Plus de 2.000 hectares de forêt de Fontainebleau ont été parcourus par les flammes. Deux personnes ont été placées en garde à vue mardi matin pour l’incendie qui a démarré dimanche autour de l’A6, ayant ravagé environ 1.600 hectares en 48 heures.
Alors que plus de 2 000 hectares de la forêt de Fontainebleau ont été ravagés par les flammes, six individus ont été placés en garde à vue, a déclaré la procureure de Fontainebleau (Seine-et-Marne), Diane Ngomsik, dans un communiqué.
Les profils des six personnes interpellées sont les suivants :
Deux hommes nés en 2007, sans « aucun lien » entre eux : l’un est pompier volontaire à Fontainebleau et a reconnu avoir « mis le feu à des brindilles avec un briquet et de l’essence ». L’autre suspect a admis « avoir accidentellement mis le feu en jetant sa cigarette » à un autre endroit où un incendie a commencé. Aucun des deux n’a d’antécédent judiciaire. Ils sont soupçonnés d’avoir causé des départs de feux distincts lundi, le premier à Arbonne-la-Forêt et le second près de la Faisanderie, à proximité de Fontainebleau.

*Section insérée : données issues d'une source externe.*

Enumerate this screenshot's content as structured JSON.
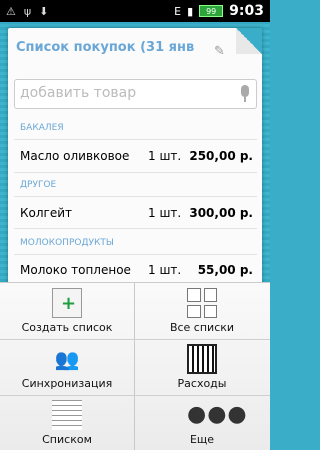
{
  "status_bar": {
    "time": "9:03",
    "battery": "99"
  },
  "list": {
    "title": "Список покупок (31 янв",
    "search_placeholder": "добавить товар",
    "sections": [
      {
        "name": "БАКАЛЕЯ",
        "items": [
          {
            "name": "Масло оливковое",
            "qty": "1 шт.",
            "price": "250,00 р."
          }
        ]
      },
      {
        "name": "ДРУГОЕ",
        "items": [
          {
            "name": "Колгейт",
            "qty": "1 шт.",
            "price": "300,00 р."
          }
        ]
      },
      {
        "name": "МОЛОКОПРОДУКТЫ",
        "items": [
          {
            "name": "Молоко топленое",
            "qty": "1 шт.",
            "price": "55,00 р."
          }
        ]
      }
    ]
  },
  "menu": {
    "create_list": "Создать список",
    "all_lists": "Все списки",
    "sync": "Синхронизация",
    "expenses": "Расходы",
    "as_list": "Списком",
    "more": "Еще"
  }
}
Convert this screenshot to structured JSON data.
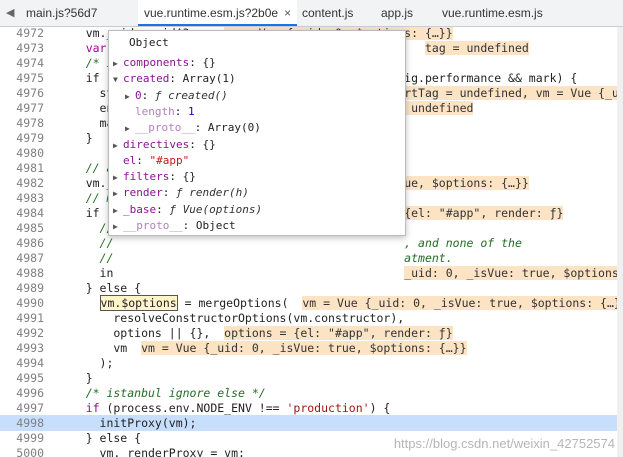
{
  "tabs": [
    {
      "label": "main.js?56d7",
      "active": false
    },
    {
      "label": "vue.runtime.esm.js?2b0e",
      "active": true
    },
    {
      "label": "content.js",
      "active": false
    },
    {
      "label": "app.js",
      "active": false
    },
    {
      "label": "vue.runtime.esm.js",
      "active": false
    }
  ],
  "tab_close": "×",
  "lines": [
    {
      "num": "4972",
      "parts": [
        {
          "t": "    vm._uid = uid$3++;  ",
          "c": ""
        },
        {
          "t": "vm = Vue {_uid: 0, $options: {…}}",
          "c": "inl"
        }
      ]
    },
    {
      "num": "4973",
      "parts": [
        {
          "t": "    var",
          "c": "kw"
        },
        {
          "t": "                                              ",
          "c": ""
        },
        {
          "t": "tag = undefined",
          "c": "inl"
        }
      ]
    },
    {
      "num": "4974",
      "parts": [
        {
          "t": "    /* i",
          "c": "cm"
        }
      ]
    },
    {
      "num": "4975",
      "parts": [
        {
          "t": "    if (",
          "c": ""
        },
        {
          "t": "                                          ig.performance && mark) {",
          "c": ""
        }
      ]
    },
    {
      "num": "4976",
      "parts": [
        {
          "t": "      st",
          "c": ""
        },
        {
          "t": "                                          ",
          "c": ""
        },
        {
          "t": "rtTag = undefined, vm = Vue {_uid:",
          "c": "inl"
        }
      ]
    },
    {
      "num": "4977",
      "parts": [
        {
          "t": "      en",
          "c": ""
        },
        {
          "t": "                                          ",
          "c": ""
        },
        {
          "t": " undefined",
          "c": "inl"
        }
      ]
    },
    {
      "num": "4978",
      "parts": [
        {
          "t": "      ma",
          "c": ""
        }
      ]
    },
    {
      "num": "4979",
      "parts": [
        {
          "t": "    }",
          "c": ""
        }
      ]
    },
    {
      "num": "4980",
      "parts": [
        {
          "t": "",
          "c": ""
        }
      ]
    },
    {
      "num": "4981",
      "parts": [
        {
          "t": "    // a",
          "c": "cm"
        }
      ]
    },
    {
      "num": "4982",
      "parts": [
        {
          "t": "    vm._",
          "c": ""
        },
        {
          "t": "                                          ",
          "c": ""
        },
        {
          "t": "ue, $options: {…}}",
          "c": "inl"
        }
      ]
    },
    {
      "num": "4983",
      "parts": [
        {
          "t": "    // m",
          "c": "cm"
        }
      ]
    },
    {
      "num": "4984",
      "parts": [
        {
          "t": "    if (",
          "c": ""
        },
        {
          "t": "                                          ",
          "c": ""
        },
        {
          "t": "{el: \"#app\", render: ƒ}",
          "c": "inl"
        }
      ]
    },
    {
      "num": "4985",
      "parts": [
        {
          "t": "      //",
          "c": "cm"
        }
      ]
    },
    {
      "num": "4986",
      "parts": [
        {
          "t": "      //",
          "c": "cm"
        },
        {
          "t": "                                          , and none of the",
          "c": "cm"
        }
      ]
    },
    {
      "num": "4987",
      "parts": [
        {
          "t": "      //",
          "c": "cm"
        },
        {
          "t": "                                          atment.",
          "c": "cm"
        }
      ]
    },
    {
      "num": "4988",
      "parts": [
        {
          "t": "      in",
          "c": ""
        },
        {
          "t": "                                          ",
          "c": ""
        },
        {
          "t": "_uid: 0, _isVue: true, $options:",
          "c": "inl"
        }
      ]
    },
    {
      "num": "4989",
      "parts": [
        {
          "t": "    } else {",
          "c": ""
        }
      ]
    },
    {
      "num": "4990",
      "parts": [
        {
          "t": "      ",
          "c": ""
        },
        {
          "t": "vm.$options",
          "c": "boxed"
        },
        {
          "t": " = mergeOptions(  ",
          "c": ""
        },
        {
          "t": "vm = Vue {_uid: 0, _isVue: true, $options: {…}}",
          "c": "inl"
        }
      ]
    },
    {
      "num": "4991",
      "parts": [
        {
          "t": "        resolveConstructorOptions(vm.constructor),",
          "c": ""
        }
      ]
    },
    {
      "num": "4992",
      "parts": [
        {
          "t": "        options || {},  ",
          "c": ""
        },
        {
          "t": "options = {el: \"#app\", render: ƒ}",
          "c": "inl"
        }
      ]
    },
    {
      "num": "4993",
      "parts": [
        {
          "t": "        vm  ",
          "c": ""
        },
        {
          "t": "vm = Vue {_uid: 0, _isVue: true, $options: {…}}",
          "c": "inl"
        }
      ]
    },
    {
      "num": "4994",
      "parts": [
        {
          "t": "      );",
          "c": ""
        }
      ]
    },
    {
      "num": "4995",
      "parts": [
        {
          "t": "    }",
          "c": ""
        }
      ]
    },
    {
      "num": "4996",
      "parts": [
        {
          "t": "    /* istanbul ignore else */",
          "c": "cm"
        }
      ]
    },
    {
      "num": "4997",
      "parts": [
        {
          "t": "    if ",
          "c": "kw"
        },
        {
          "t": "(process.env.NODE_ENV !== ",
          "c": ""
        },
        {
          "t": "'production'",
          "c": "str"
        },
        {
          "t": ") {",
          "c": ""
        }
      ]
    },
    {
      "num": "4998",
      "hl": true,
      "parts": [
        {
          "t": "      initProxy(vm);",
          "c": ""
        }
      ]
    },
    {
      "num": "4999",
      "parts": [
        {
          "t": "    } else {",
          "c": ""
        }
      ]
    },
    {
      "num": "5000",
      "parts": [
        {
          "t": "      vm._renderProxy = vm;",
          "c": ""
        }
      ]
    },
    {
      "num": "5001",
      "parts": [
        {
          "t": "    }",
          "c": ""
        }
      ]
    }
  ],
  "popup": {
    "title": "Object",
    "rows": [
      {
        "indent": 0,
        "tri": "▶",
        "parts": [
          {
            "t": "components",
            "c": "prop"
          },
          {
            "t": ": {}",
            "c": ""
          }
        ]
      },
      {
        "indent": 0,
        "tri": "▼",
        "parts": [
          {
            "t": "created",
            "c": "prop"
          },
          {
            "t": ": Array(1)",
            "c": ""
          }
        ]
      },
      {
        "indent": 1,
        "tri": "▶",
        "parts": [
          {
            "t": "0",
            "c": "prop"
          },
          {
            "t": ": ",
            "c": ""
          },
          {
            "t": "ƒ created()",
            "c": "fn"
          }
        ]
      },
      {
        "indent": 1,
        "tri": "",
        "parts": [
          {
            "t": "length",
            "c": "dim"
          },
          {
            "t": ": ",
            "c": ""
          },
          {
            "t": "1",
            "c": "num"
          }
        ]
      },
      {
        "indent": 1,
        "tri": "▶",
        "parts": [
          {
            "t": "__proto__",
            "c": "dim"
          },
          {
            "t": ": Array(0)",
            "c": ""
          }
        ]
      },
      {
        "indent": 0,
        "tri": "▶",
        "parts": [
          {
            "t": "directives",
            "c": "prop"
          },
          {
            "t": ": {}",
            "c": ""
          }
        ]
      },
      {
        "indent": 0,
        "tri": "",
        "parts": [
          {
            "t": "el",
            "c": "prop"
          },
          {
            "t": ": ",
            "c": ""
          },
          {
            "t": "\"#app\"",
            "c": "sval"
          }
        ]
      },
      {
        "indent": 0,
        "tri": "▶",
        "parts": [
          {
            "t": "filters",
            "c": "prop"
          },
          {
            "t": ": {}",
            "c": ""
          }
        ]
      },
      {
        "indent": 0,
        "tri": "▶",
        "parts": [
          {
            "t": "render",
            "c": "prop"
          },
          {
            "t": ": ",
            "c": ""
          },
          {
            "t": "ƒ render(h)",
            "c": "fn"
          }
        ]
      },
      {
        "indent": 0,
        "tri": "▶",
        "parts": [
          {
            "t": "_base",
            "c": "prop"
          },
          {
            "t": ": ",
            "c": ""
          },
          {
            "t": "ƒ Vue(options)",
            "c": "fn"
          }
        ]
      },
      {
        "indent": 0,
        "tri": "▶",
        "parts": [
          {
            "t": "__proto__",
            "c": "dim"
          },
          {
            "t": ": Object",
            "c": ""
          }
        ]
      }
    ]
  },
  "watermark": "https://blog.csdn.net/weixin_42752574"
}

Diane Ngomsik a précisé qu’« aucun lien entre ces deux mis en cause n’a été établi » et que leur garde à vue a été prolongée.
Concernant les deux autres suspects liés à l’incendie de lundi, l’un d’eux est né en 1975 et est inconnu des services de justice, tandis que l’autre, né en 2005, a déjà des antécédents judiciaires pour des faits routiers. Ils sont également en garde à vue pour leur implication dans l’incendie qui a éclaté lundi après-midi et qui avait déjà ravagé 450 hectares mardi à la mi-journée.
Enfin, deux personnes ont été placées en garde à vue mardi matin pour l’incendie qui a débuté dimanche autour de l’A6, provoquant la fermeture d’un tronçon de l’autoroute et détruisant environ 1 600 hectares en 48 heures. Concernant cet incendie, la procureure de Fontainebleau a fait savoir que « l’hypothèse d’un départ de feu susceptible d’être lié à des travaux réalisés à proximité immédiate de l’autoroute A6 fait l’objet de vérifications approfondies », tout en indiquant que le parquet explorait « toutes les hypothèses, tant accidentelle que volontaire ».